W as für ein Hoffnungsschimmer in diesen düsteren Tagen: Auf deutschen Straßen bewegt sich etwas – und es ist nicht rechts! Rund zehn Jahre nachdem Antifas anfingen, sich gegen die AfD zu organisieren, erkennen jetzt auch immer mehr Durchschnittsdeutsche, dass die AfD eine Gefahr ist, gegen die etwas getan werden muss. Tausende strömen zu Demos, streiten über Strategien und signieren Petitionen. Das ist einfach nur gut.
Doch statt sich zu freuen, lamentieren andere: Es sei nicht rechtmäßig, eine Partei wie die AfD zu verbieten oder dem Faschisten Björn Höcke ein paar Grundrechte zu entziehen, wie es die Petition fordert. Haben diese Leute mehr Angst davor, Neonazis zu diskriminieren, als von Neonazis beherrscht zu werden? Oder gehen sie davon aus, selbst zu den Letzten zu gehören, die deportiert würden? Politische Grundrechte sollten niemandem leichtfertig entzogen werden, doch sie könnten vielen bald gar keinen Schutz mehr vor dem Staat bieten, wenn wir sie ausgerechnet denen lassen, die sie abschaffen wollen. Diese legalistische Haltung ist jedenfalls typisch deutsch, völlig ahistorisch und brandgefährlich. Zudem ist sie ein Luxus, den viele sich längst nicht mehr leisten können.
Menschen, die von rechtem Terror wie in Hanau und Halle gemeint und nur noch nicht getroffen und ermordet worden sind, denken zurzeit über ganz andere, praktische Fragen nach: nämlich wie sie sich selbst verteidigen oder wo sie noch hin flüchten sollen. Für sie und viele andere ist es nicht fünf vor, sondern fünf nach zwölf. Deshalb müssen jetzt alle Hebel in Gang gesetzt werden, die zur Verfügung stehen.
Ob ein Verbot strategisch klug ist und ob es gelänge, darüber lässt sich streiten. Ob derartige Hebel umgelegt werden, entscheiden im Rechtsstaat – noch haben wir ja einen – letztlich Gerichte. Der Punkt ist: Unter Verweis aufs Gesetz ohnmächtig zu erstarren, das hilft niemandem. Statt das gescheiterte NPD-Verbot ließe sich genauso gut das gelungene Verbot der Sozialistischen Reichspartei von 1952 anführen, die in der Tradition der NSDAP stand. Diese ist 1933 legal an die Macht gekommen.

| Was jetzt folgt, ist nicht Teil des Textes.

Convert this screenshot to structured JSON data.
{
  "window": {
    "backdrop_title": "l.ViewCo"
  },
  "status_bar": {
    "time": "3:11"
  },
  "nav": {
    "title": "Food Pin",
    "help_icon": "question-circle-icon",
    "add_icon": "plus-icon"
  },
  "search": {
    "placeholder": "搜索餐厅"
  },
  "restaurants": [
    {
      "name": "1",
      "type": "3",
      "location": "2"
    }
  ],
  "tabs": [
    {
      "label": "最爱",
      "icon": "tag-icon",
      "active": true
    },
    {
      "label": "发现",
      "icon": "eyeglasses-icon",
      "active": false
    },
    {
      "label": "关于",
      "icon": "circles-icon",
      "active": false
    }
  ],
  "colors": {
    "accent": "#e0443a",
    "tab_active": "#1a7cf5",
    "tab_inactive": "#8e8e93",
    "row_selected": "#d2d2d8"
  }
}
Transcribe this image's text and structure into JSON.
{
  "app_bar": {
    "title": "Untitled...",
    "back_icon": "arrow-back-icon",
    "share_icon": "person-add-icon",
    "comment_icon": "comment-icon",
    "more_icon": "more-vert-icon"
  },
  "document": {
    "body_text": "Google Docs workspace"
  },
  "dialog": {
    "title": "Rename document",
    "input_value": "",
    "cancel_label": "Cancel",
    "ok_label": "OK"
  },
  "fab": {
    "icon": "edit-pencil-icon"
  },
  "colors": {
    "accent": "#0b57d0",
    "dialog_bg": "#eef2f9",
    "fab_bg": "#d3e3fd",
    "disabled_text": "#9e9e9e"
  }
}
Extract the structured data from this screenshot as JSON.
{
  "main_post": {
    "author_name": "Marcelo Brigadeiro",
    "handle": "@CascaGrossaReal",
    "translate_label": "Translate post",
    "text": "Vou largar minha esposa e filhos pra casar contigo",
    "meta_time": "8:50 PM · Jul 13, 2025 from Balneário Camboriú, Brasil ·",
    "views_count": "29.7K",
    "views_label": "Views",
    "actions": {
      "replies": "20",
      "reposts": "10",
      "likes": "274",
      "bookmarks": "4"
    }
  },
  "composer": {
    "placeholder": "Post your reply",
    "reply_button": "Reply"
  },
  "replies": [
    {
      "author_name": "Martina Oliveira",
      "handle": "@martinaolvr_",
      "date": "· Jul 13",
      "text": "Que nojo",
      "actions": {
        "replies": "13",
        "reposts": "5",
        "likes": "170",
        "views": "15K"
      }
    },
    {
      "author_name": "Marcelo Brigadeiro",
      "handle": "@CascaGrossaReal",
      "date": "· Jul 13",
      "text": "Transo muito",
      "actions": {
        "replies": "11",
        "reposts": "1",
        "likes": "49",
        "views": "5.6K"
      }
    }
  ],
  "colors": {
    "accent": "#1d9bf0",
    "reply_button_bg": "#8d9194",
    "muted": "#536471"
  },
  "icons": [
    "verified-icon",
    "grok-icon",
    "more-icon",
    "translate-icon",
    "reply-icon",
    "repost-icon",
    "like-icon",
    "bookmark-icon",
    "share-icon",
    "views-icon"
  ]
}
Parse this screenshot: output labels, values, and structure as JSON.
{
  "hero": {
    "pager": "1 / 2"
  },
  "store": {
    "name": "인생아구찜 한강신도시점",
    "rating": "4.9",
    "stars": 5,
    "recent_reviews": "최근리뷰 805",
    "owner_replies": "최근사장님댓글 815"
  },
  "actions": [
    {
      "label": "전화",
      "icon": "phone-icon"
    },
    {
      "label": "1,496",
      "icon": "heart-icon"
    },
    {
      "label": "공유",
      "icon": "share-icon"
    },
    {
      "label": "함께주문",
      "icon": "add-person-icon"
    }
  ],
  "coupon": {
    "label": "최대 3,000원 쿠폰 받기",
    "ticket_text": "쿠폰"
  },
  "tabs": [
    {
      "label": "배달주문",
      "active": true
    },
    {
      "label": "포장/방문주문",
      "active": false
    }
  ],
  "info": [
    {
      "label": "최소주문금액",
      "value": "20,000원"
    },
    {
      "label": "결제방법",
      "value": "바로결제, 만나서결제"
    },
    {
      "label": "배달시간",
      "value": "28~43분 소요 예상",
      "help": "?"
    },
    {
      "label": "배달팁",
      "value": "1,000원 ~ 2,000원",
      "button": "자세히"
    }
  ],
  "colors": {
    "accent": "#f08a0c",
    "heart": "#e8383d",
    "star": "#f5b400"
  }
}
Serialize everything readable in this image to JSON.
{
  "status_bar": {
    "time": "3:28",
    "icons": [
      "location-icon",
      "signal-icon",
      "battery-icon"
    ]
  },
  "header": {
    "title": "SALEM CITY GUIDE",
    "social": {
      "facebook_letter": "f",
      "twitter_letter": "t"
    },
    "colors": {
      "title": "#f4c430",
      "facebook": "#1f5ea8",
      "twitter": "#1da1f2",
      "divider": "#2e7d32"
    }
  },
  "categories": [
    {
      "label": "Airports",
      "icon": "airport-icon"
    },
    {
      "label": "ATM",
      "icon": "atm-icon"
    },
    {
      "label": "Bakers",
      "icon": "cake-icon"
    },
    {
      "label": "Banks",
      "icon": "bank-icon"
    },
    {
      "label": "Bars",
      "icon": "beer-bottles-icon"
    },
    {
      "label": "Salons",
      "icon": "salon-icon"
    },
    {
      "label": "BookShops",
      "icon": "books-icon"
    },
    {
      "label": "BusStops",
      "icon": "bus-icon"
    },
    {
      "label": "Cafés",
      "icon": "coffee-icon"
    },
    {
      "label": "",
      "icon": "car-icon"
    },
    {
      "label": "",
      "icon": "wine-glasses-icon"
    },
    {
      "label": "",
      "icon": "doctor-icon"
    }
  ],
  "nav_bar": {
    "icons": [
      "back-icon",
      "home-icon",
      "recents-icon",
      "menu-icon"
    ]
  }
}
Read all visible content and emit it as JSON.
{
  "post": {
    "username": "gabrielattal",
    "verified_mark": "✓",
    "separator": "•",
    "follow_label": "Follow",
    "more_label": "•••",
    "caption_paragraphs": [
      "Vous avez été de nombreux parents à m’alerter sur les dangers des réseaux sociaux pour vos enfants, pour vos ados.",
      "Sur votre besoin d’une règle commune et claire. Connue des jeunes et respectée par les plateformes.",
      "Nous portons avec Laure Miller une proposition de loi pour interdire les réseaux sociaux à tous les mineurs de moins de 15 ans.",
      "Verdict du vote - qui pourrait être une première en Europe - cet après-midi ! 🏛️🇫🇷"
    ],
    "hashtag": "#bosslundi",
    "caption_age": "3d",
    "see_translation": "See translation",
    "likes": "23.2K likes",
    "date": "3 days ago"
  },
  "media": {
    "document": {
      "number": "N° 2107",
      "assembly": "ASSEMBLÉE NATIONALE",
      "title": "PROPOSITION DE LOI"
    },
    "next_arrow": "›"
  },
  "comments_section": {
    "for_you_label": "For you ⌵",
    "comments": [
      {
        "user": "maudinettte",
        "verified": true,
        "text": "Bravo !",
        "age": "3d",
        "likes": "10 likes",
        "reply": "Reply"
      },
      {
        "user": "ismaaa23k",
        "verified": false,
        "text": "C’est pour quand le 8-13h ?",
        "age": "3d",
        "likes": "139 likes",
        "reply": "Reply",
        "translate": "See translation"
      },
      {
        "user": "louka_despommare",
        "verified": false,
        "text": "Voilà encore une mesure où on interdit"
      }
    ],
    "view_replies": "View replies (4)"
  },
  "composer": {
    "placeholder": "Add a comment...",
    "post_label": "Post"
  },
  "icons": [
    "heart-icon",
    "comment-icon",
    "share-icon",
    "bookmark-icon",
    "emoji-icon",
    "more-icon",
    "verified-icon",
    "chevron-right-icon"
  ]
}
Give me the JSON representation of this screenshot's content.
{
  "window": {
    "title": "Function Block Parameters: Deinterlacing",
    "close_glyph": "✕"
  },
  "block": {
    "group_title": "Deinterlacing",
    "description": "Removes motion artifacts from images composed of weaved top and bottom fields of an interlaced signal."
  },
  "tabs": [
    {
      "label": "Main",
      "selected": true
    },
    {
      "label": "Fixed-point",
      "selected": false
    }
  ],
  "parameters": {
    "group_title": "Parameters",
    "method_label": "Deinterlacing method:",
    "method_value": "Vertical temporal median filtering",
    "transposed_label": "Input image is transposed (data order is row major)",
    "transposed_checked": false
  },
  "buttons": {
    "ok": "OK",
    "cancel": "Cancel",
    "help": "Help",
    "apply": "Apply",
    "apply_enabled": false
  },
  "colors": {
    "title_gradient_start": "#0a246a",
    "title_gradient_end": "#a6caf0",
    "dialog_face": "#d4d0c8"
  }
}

Das Grundgesetz ist kein Selbstzweck
Genau deshalb gibt es heute doch die Möglichkeit, Parteien zu verbieten und Grundrechte Einzelner einzuschränken. Wieso sollten sie nicht mal stärker gegen rechts genutzt werden? Das Grundgesetz wurde schließlich nicht als Selbstzweck eingeführt, sondern nach der größten politischen Katastrophe der Menschheit. Mit dem Ziel, dass Auschwitz nie wieder sei.